Explicitly passing gradients can be slower in some situations, but it depends on the hardware as well as the specifics of the shader itself. Sending the gradients requires sending more data from the shader unit to the texture unit, and in some cases it can cause texture sampling to run at a lower rate.
There are 3 ways (that I know of) that you can handle sampling your textures in your deferred pass:
- Pack all scene textures into atlases or arrays
- Use virtual texturing techniques, which effectively lets you achieve atlasing through hardware or software indirections
- Use bindless resources
When I experimented with this I went with #3 using D3D12, and it worked just fine. The one thing you need to watch out for with bindless techniques is divergent sampling: if different threads within a warp/wavefront sample from different texture descriptors, the performance will go down by a factor proportional to the number of different textures. Generally your materials tend to be coherent in screen-space so it's not too much of an issue, but if you have areas with many different materials only covering a small number of pixels then your performance may suffer.

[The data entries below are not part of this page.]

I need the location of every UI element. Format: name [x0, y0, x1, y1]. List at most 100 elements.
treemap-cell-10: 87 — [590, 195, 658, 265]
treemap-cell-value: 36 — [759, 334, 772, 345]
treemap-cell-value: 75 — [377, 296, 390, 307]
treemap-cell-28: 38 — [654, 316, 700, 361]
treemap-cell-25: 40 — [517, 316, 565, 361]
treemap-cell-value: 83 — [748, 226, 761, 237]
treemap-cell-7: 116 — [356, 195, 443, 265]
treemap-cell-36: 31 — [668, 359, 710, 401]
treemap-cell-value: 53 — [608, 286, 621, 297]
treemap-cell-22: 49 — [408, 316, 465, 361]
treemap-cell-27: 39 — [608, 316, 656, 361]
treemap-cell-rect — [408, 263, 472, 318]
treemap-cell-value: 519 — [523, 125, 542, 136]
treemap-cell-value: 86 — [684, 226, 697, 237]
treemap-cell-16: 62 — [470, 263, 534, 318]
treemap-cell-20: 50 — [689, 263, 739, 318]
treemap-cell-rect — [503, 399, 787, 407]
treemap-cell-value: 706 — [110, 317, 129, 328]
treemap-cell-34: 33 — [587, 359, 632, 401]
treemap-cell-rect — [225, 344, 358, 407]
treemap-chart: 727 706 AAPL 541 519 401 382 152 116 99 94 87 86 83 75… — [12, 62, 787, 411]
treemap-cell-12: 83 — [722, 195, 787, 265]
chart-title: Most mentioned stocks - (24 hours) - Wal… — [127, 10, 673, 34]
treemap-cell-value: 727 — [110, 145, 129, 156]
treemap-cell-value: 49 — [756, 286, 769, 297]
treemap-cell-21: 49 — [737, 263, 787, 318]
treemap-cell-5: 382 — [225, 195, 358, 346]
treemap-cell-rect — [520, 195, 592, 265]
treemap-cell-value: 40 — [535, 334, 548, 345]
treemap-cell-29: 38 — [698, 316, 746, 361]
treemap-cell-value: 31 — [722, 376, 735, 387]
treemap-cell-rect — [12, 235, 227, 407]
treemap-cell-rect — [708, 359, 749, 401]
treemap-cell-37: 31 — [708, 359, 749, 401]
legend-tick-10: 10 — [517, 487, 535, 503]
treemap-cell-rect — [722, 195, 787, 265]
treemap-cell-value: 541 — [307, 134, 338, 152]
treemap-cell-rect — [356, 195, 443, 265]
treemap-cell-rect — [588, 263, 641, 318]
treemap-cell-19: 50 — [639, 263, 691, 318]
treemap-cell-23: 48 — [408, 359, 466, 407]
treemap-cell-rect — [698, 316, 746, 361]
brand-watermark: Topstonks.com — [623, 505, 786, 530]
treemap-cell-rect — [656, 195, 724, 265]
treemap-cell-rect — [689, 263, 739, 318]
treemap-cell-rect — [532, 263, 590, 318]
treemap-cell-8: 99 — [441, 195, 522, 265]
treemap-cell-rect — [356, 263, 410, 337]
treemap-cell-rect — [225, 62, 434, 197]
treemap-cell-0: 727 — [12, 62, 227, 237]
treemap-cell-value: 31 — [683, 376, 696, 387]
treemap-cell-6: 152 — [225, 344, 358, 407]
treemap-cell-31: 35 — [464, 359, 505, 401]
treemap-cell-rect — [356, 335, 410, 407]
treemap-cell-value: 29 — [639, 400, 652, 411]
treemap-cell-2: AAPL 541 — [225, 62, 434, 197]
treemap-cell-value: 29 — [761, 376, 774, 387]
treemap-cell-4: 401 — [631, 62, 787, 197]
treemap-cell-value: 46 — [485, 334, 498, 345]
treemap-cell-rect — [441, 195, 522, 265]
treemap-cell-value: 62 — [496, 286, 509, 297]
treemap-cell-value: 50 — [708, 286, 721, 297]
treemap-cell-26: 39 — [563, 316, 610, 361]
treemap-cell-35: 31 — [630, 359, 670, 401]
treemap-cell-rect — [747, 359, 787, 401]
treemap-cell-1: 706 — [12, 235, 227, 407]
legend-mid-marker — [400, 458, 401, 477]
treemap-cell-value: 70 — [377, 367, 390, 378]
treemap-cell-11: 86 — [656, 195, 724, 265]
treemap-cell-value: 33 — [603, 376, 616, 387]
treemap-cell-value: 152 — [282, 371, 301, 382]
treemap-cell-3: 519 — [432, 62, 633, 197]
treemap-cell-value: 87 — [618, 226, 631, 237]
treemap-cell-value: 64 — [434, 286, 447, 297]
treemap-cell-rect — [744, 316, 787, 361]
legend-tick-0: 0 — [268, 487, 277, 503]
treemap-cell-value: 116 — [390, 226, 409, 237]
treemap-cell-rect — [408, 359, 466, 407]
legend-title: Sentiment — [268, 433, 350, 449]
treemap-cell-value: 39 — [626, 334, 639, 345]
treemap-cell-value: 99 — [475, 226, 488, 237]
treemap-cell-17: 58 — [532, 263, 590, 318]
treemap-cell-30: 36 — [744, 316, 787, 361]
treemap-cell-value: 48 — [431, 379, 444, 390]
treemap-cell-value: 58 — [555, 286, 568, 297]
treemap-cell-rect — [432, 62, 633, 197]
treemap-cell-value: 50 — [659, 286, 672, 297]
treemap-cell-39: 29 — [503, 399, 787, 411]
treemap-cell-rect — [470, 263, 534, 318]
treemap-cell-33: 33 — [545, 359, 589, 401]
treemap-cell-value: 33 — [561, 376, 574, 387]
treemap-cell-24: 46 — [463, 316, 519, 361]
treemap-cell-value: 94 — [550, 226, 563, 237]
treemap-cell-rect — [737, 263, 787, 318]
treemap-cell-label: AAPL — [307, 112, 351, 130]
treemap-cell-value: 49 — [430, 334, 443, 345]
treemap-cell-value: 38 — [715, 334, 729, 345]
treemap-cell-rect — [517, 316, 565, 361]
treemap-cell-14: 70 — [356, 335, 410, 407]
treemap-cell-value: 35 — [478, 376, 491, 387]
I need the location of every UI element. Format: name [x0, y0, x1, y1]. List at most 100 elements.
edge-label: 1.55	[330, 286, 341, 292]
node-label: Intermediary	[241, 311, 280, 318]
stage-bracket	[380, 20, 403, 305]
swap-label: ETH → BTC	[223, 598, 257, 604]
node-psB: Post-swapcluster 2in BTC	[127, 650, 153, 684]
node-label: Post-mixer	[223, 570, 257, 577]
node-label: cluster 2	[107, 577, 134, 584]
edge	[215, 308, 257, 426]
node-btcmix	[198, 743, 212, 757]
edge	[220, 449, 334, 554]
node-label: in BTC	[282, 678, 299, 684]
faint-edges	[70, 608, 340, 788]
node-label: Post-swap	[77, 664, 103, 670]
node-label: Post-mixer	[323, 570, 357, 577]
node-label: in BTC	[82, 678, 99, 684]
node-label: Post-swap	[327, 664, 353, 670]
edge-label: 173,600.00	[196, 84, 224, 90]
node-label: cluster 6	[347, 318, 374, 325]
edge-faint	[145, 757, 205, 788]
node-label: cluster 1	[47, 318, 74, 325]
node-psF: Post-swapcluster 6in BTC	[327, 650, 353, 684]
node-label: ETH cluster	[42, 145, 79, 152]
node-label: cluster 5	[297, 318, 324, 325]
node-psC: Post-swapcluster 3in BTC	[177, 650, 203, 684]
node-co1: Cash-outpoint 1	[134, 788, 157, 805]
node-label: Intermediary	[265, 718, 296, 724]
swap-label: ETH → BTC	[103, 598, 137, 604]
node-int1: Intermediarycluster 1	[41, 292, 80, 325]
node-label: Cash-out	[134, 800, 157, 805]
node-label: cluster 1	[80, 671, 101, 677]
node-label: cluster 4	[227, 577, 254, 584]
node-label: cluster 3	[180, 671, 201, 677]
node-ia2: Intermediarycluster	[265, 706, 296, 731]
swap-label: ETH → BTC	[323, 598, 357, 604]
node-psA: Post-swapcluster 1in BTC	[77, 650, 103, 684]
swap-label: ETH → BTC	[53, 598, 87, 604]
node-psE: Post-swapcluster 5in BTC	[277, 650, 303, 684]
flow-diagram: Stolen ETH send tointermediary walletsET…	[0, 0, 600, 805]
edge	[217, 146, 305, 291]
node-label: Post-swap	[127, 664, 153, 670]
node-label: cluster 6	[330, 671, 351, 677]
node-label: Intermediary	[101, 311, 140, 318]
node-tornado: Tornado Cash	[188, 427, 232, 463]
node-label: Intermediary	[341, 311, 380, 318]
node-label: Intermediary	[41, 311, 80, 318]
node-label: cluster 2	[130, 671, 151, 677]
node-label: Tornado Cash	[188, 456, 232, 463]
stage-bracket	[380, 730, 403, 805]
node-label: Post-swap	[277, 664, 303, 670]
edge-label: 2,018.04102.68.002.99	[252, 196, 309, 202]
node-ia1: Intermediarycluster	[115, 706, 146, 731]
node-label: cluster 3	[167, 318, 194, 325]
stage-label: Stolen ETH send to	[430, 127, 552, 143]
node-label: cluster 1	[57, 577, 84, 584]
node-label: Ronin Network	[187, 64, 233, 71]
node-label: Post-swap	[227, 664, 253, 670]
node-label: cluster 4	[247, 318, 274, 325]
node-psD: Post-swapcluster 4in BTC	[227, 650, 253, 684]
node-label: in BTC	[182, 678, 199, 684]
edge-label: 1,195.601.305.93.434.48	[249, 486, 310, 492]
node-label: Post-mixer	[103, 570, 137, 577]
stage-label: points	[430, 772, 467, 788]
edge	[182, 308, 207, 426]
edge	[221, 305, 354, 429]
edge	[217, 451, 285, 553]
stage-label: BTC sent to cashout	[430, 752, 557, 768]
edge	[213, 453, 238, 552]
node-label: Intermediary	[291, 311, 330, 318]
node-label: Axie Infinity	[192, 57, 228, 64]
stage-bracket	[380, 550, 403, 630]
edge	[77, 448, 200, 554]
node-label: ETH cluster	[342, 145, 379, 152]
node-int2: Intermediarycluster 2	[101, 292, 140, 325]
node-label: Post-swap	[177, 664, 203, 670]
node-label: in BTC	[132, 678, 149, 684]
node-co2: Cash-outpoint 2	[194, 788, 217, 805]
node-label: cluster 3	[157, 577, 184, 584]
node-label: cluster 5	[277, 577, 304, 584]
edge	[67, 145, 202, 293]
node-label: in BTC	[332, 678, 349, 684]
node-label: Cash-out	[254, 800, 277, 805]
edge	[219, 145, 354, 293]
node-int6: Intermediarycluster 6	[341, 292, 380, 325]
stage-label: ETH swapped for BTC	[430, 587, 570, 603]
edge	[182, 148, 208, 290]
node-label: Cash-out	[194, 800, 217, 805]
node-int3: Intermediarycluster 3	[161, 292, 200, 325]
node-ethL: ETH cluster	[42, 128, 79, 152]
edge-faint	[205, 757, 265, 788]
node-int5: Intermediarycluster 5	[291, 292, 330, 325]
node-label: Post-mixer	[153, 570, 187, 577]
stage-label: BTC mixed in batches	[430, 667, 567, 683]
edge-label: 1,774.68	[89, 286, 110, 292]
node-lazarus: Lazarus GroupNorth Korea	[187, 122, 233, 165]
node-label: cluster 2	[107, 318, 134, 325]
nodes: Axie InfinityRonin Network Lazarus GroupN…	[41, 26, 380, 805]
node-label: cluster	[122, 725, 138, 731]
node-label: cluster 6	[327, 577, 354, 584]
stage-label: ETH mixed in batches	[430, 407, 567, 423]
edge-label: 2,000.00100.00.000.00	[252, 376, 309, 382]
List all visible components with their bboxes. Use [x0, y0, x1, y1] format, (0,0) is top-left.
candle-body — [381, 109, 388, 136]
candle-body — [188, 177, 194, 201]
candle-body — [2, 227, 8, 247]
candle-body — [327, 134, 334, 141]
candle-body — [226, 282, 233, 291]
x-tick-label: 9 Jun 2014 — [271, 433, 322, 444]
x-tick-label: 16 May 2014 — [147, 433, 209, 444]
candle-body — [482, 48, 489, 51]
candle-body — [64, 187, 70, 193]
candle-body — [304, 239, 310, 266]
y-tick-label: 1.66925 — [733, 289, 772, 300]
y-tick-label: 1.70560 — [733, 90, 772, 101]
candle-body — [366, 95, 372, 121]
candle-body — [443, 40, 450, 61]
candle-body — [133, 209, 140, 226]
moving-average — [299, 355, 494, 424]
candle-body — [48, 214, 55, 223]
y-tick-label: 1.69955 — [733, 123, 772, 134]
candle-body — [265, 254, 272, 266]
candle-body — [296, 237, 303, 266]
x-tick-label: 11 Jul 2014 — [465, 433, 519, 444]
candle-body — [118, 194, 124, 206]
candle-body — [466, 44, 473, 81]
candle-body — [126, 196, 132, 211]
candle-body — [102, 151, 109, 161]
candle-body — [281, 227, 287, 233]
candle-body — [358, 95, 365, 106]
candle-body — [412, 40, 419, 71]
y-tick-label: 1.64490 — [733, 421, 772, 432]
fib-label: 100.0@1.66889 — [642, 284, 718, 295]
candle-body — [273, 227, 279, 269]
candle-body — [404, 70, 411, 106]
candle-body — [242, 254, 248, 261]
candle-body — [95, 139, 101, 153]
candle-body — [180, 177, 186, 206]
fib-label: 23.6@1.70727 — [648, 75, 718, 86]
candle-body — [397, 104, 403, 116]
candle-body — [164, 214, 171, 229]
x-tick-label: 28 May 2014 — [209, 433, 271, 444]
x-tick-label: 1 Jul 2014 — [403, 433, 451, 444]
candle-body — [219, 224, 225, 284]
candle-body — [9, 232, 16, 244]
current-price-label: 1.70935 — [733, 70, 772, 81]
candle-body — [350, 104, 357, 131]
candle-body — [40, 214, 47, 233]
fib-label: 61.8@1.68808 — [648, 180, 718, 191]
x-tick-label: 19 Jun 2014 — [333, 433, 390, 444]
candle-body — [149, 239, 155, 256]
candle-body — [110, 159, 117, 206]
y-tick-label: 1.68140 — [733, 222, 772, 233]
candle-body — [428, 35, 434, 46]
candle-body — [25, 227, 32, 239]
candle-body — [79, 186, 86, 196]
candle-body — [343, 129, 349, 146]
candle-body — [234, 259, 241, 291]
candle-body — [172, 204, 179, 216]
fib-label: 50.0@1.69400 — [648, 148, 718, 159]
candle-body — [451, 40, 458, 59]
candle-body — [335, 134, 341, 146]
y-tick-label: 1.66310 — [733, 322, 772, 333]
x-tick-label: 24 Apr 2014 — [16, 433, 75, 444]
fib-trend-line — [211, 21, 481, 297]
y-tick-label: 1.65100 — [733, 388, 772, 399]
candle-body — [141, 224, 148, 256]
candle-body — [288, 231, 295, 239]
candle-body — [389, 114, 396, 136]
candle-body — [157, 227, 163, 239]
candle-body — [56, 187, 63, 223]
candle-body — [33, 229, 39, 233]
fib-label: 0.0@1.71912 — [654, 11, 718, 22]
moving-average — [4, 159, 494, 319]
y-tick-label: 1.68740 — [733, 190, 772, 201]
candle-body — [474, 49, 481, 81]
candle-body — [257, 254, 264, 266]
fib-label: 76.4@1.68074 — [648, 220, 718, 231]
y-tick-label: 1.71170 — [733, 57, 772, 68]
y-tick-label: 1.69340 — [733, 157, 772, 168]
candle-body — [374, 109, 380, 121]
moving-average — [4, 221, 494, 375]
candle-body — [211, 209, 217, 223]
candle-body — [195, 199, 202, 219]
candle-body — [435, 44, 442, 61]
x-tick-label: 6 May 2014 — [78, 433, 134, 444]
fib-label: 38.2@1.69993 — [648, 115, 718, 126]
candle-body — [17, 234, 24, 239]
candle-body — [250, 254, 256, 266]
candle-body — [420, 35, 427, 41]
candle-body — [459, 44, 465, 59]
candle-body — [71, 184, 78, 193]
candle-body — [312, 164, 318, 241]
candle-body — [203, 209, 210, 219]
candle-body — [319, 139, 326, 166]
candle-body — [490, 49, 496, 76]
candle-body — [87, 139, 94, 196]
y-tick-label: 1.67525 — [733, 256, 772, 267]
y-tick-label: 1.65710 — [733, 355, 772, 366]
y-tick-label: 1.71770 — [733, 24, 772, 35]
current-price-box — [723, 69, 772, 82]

I also disagree with ATEFred that it won't help you at all. One of the primary advantages of deferred techniques is that it can decouple your heavy shading from your geometric complexity, which helps you to avoid the reduced efficiency from sub-pixel triangles. Deferred texturing in particular aims to go even further than traditional deferred techniques by only writing a slim G-Buffer and moving all texture sampling to a deferred pass, which makes it even more ideal appealing for your situation. Obviously your G-Buffer pass is still going to be slower than it would be with a lower geometric complexity that has a more ideal triangle-to-pixel ratio, but in general the more you can decouple your shading from rasterization the less you'll be impacted by poor quad utilization. That said, you should always be thorough about gathering performance numbers using apples-to-apples comparison as much as you can, so that you can make your choices based on concrete data. Some things can vary quite a bit depending on the scene, material complexity, the GPU, drivers, etc.